Сделав над собою усилие, мы перестали плакать. А он походил молча несколько времени, подошел к кровати и, сказав, что у него тяжелеют ноги, лег на спину так, как ему советовал лечь служитель, принесший яд.
Он лежал неподвижно; служитель же время от времени трогал его ноги и голени. Сжав ему одну ногу, служитель спросил, чувствует ли он?
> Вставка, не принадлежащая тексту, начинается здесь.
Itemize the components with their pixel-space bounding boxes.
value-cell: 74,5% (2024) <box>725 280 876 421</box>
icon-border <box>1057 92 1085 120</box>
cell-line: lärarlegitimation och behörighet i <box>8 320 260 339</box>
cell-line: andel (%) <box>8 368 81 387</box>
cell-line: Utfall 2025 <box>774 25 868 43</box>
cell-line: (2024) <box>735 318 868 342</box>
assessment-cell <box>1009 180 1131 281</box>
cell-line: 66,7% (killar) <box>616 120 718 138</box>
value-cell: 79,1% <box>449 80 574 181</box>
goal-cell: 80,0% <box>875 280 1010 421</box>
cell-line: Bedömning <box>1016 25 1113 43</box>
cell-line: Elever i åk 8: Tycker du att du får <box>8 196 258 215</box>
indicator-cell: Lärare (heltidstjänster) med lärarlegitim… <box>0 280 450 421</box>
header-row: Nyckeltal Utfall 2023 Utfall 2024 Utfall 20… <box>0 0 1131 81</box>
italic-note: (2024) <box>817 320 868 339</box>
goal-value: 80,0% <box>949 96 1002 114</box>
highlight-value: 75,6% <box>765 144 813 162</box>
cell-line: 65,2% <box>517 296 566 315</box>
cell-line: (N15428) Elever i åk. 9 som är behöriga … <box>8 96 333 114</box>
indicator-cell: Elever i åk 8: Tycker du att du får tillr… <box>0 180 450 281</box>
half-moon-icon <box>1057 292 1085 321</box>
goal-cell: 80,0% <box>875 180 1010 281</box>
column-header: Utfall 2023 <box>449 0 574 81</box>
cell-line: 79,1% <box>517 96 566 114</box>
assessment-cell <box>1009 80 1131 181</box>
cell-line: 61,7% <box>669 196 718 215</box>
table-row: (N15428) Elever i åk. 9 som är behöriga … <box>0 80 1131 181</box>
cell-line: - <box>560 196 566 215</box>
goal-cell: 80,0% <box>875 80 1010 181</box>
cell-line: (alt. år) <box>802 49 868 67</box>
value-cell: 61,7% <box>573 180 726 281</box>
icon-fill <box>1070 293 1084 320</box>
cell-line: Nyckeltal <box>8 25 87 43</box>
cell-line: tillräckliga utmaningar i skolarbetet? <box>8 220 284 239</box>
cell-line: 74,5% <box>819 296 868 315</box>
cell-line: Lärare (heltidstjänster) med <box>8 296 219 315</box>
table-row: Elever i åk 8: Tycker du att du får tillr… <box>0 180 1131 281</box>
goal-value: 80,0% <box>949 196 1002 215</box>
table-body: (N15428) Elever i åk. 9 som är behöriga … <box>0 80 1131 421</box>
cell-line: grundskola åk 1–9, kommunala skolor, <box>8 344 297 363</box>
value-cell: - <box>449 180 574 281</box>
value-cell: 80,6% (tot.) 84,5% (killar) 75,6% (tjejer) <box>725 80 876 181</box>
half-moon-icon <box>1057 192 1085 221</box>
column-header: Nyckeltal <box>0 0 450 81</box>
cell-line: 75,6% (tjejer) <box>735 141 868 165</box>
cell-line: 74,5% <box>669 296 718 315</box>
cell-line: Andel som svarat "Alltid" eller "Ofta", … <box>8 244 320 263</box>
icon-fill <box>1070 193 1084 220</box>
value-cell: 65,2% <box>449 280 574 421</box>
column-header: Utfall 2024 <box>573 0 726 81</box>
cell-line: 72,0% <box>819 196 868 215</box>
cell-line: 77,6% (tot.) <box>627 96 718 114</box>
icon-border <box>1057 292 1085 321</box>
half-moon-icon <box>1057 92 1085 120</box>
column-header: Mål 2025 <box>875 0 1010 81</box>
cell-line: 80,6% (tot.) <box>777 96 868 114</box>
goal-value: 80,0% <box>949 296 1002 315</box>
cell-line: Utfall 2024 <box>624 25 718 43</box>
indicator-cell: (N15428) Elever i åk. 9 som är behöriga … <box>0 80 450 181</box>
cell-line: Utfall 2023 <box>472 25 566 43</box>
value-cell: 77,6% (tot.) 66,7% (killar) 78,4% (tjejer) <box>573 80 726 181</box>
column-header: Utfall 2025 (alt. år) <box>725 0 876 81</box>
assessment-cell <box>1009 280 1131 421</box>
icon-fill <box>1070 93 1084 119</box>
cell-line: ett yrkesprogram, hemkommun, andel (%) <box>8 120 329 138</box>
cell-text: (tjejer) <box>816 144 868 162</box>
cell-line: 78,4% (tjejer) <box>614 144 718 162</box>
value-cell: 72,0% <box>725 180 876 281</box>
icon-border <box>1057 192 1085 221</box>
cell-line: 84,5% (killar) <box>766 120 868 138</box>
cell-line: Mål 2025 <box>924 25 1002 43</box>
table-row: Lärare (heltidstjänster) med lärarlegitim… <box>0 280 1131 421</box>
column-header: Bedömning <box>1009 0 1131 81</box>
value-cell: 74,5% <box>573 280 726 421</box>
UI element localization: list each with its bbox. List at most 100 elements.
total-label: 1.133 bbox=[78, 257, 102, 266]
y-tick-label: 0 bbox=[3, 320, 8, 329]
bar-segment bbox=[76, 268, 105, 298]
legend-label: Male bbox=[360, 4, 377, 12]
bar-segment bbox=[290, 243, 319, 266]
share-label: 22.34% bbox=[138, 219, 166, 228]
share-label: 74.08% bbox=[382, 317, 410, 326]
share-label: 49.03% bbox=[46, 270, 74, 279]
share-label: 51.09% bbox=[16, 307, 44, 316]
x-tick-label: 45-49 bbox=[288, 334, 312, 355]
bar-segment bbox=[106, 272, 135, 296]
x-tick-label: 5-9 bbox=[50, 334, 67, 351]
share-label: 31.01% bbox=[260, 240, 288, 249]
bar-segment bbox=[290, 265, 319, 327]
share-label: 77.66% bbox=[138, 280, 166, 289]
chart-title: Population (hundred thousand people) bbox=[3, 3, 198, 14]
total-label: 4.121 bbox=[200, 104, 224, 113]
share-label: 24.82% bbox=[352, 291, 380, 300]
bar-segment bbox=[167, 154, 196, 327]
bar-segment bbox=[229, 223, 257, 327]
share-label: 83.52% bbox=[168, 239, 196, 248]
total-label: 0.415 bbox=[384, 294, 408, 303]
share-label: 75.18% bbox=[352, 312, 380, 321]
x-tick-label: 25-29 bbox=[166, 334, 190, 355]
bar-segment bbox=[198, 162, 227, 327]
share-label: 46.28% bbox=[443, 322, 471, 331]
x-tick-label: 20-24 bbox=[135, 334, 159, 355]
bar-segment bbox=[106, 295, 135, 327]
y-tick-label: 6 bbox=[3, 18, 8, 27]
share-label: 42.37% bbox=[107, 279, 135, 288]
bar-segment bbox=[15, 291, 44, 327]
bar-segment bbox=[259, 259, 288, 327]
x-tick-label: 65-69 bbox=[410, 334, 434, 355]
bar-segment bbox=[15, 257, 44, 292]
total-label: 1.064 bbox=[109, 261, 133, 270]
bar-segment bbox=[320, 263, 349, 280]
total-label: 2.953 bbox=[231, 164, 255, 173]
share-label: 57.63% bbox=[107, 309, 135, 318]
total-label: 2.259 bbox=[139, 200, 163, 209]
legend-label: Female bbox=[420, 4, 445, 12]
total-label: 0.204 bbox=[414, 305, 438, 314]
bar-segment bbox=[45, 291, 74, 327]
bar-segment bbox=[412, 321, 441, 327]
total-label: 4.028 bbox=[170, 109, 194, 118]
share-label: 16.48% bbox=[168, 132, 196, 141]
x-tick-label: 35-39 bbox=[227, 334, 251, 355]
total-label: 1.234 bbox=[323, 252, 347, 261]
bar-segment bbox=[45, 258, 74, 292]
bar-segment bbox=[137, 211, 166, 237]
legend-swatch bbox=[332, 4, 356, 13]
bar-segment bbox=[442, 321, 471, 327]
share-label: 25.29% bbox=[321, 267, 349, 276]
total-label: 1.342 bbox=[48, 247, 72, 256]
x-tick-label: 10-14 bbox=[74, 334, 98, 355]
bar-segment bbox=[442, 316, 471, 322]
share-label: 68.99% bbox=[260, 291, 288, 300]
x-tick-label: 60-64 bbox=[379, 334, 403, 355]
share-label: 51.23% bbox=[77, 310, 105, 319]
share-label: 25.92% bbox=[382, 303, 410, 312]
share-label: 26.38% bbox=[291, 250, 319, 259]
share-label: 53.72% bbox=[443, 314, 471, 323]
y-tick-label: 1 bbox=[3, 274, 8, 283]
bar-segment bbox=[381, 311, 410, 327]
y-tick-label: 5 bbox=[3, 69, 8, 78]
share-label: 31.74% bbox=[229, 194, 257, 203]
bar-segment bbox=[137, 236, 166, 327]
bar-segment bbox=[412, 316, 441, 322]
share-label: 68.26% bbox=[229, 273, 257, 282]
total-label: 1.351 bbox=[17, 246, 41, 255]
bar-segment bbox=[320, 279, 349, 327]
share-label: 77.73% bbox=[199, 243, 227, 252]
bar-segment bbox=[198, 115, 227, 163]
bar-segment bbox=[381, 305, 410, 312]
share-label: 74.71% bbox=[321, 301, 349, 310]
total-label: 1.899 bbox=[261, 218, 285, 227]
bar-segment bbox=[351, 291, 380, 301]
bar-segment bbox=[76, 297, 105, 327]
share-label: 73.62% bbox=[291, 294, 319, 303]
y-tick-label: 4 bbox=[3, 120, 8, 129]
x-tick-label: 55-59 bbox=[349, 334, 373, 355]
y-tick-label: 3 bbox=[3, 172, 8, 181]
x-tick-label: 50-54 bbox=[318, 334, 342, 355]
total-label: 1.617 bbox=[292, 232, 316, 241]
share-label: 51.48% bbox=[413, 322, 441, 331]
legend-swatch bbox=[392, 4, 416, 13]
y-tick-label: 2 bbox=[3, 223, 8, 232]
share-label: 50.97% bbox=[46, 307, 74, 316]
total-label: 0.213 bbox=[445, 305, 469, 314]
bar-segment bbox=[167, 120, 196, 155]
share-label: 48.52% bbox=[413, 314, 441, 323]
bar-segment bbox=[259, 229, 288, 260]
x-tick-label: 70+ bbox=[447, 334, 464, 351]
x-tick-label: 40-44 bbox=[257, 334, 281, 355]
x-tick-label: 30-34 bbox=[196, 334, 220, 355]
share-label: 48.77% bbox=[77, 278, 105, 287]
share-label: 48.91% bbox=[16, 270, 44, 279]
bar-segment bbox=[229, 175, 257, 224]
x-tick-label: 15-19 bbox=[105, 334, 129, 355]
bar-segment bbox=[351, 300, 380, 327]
Сократ отвечал: «нет». Потом он снова, нажимая руки на голени и ляжки, показывал нам, что Сократ холодеет и коченеет.
– Как только холод дойдет до сердца, – сказал он, – тогда конец.
Холод доходил уже до нижней части живота, когда Сократ, вдруг
раскрывшись – потому что он был накрыт, – сказал свое последнее слово: – Не забудьте принести Асклепию в жертву петуха.
Очевидно, он хотел сказать этим то, что он благодарен богу врачебной науки, который посредством изобретенного им средства излечил его от жизни.
– Исполним, – ответил Критон. – Но не имеешь ли ты еще чего-нибудь сказать?
На этот вопрос Сократ уже ничего не ответил, а спустя немного времени сделал судорожное движение, после чего служитель раскрыл его. Взор его уже был неподвижен. Критон подошел к нему и опустил ему веки на открытые, остановившиеся глаза.